Science & Vie : Il y a encore quelques mois vous étiez un parfait inconnu vivant à l'écart des circuits académiques. Que s'est-il passé depuis ?
Garrett Lisi : Cela fait dix ans que je cherche une façon d'unifier formellement le modèle standard de la physique des particules et la gravitation. Or, il y a six mois, j'ai été très frappé de constater que la structure que j'avais élaborée s'intégrait paffaitement avec celle du groupe de Lie exceptionnel E8. Quelque temps auparavant, j'avais bénéficié d'un financement de la part d'une institution philanthropique privée (l'Institut pour les questions fondamentales, FQXi). J'ai alors pensé que ce serait une bonne idée de communiquer un peu plus sur mon travail. Je me suis donc rendu à la conférence organisée l'été dernier sur la gravité quantique à boucles, au cours de laquelle ma théorie a réellement reçu un très bon accueil. Dans la foulée, j'ai été invité plusieurs semaines à l'Institut Perimeter, où j'ai rencontré beaucoup de physiciens de la communauté des boucles. A la fin de l'été, je me suis rendu en Islande pour une conférence organisée par FQXi. Il y avait des physiciens, mais aussi des joumalistes. C'est à cette occasion que le New Scientist a décidé de publier un papier sur mon travail. Enfin, début novembre, j'ai mis mon article en ligne.

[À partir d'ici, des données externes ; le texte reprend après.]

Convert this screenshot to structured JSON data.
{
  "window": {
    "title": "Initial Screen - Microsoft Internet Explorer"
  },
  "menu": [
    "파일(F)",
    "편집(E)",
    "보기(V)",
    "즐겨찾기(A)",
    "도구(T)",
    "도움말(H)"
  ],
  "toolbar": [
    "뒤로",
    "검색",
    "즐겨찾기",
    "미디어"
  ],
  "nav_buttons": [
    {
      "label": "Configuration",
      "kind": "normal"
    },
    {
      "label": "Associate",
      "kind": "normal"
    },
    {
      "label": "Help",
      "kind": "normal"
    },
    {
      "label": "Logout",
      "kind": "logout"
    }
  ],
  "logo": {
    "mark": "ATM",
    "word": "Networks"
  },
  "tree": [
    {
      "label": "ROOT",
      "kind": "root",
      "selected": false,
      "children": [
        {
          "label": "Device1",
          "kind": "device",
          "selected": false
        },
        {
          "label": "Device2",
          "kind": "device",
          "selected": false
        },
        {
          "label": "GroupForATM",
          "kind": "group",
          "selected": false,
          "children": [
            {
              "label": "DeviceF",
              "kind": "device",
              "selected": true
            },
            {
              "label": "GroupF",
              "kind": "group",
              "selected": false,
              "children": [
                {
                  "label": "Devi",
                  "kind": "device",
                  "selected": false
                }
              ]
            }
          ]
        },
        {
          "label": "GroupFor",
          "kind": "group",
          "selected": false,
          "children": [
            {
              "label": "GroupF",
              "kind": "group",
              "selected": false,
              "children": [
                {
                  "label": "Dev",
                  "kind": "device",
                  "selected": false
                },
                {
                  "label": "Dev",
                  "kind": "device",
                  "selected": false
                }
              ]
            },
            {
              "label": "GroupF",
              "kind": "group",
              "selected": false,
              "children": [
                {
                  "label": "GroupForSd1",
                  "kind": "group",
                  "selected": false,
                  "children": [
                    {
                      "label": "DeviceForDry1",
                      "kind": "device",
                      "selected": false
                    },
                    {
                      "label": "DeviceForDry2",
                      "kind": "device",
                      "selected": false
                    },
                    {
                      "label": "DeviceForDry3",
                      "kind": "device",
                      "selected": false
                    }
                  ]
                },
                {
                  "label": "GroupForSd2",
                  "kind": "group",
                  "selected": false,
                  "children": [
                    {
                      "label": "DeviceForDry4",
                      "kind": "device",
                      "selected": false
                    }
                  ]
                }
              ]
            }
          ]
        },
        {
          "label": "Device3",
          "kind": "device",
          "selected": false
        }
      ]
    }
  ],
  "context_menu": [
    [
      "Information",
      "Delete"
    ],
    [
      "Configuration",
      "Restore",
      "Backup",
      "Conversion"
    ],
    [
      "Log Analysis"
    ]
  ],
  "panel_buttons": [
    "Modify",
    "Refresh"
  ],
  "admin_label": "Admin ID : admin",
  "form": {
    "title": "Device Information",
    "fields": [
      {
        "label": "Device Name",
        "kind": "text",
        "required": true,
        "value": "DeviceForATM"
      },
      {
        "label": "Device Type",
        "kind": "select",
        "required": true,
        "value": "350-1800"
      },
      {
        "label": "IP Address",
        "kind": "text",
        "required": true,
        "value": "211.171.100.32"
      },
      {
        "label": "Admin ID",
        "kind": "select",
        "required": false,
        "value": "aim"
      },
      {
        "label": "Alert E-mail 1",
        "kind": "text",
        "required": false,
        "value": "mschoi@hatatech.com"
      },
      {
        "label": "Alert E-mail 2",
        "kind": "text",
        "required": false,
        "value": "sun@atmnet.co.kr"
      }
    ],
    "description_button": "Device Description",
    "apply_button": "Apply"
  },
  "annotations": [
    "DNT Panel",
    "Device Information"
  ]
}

S & V : Pour quelles raisons votre travail a-t-il soulevé un tel enthousiasme ?
G. L. : Cela tient à deux choses. Il y a d'abord une raison esthétique, liée au fait que la structure avec laquelle je décris l'ensemble des interactions fondamentales est très élégante. De surcroît, on peut la représenter de façon très visuelle, ce qui rend le cour de mon travail compréhensible par tout le monde. Et puis il y a une raison historique. La quête de l'unification est en effet une problématique ancienne. Elle conceme évidemment les physiciens. Mais là encore, l'idée d'un schéma unique permettant de décrire tout ce qui existe a des résonances évidentes dans l'esprit de tout un chacun.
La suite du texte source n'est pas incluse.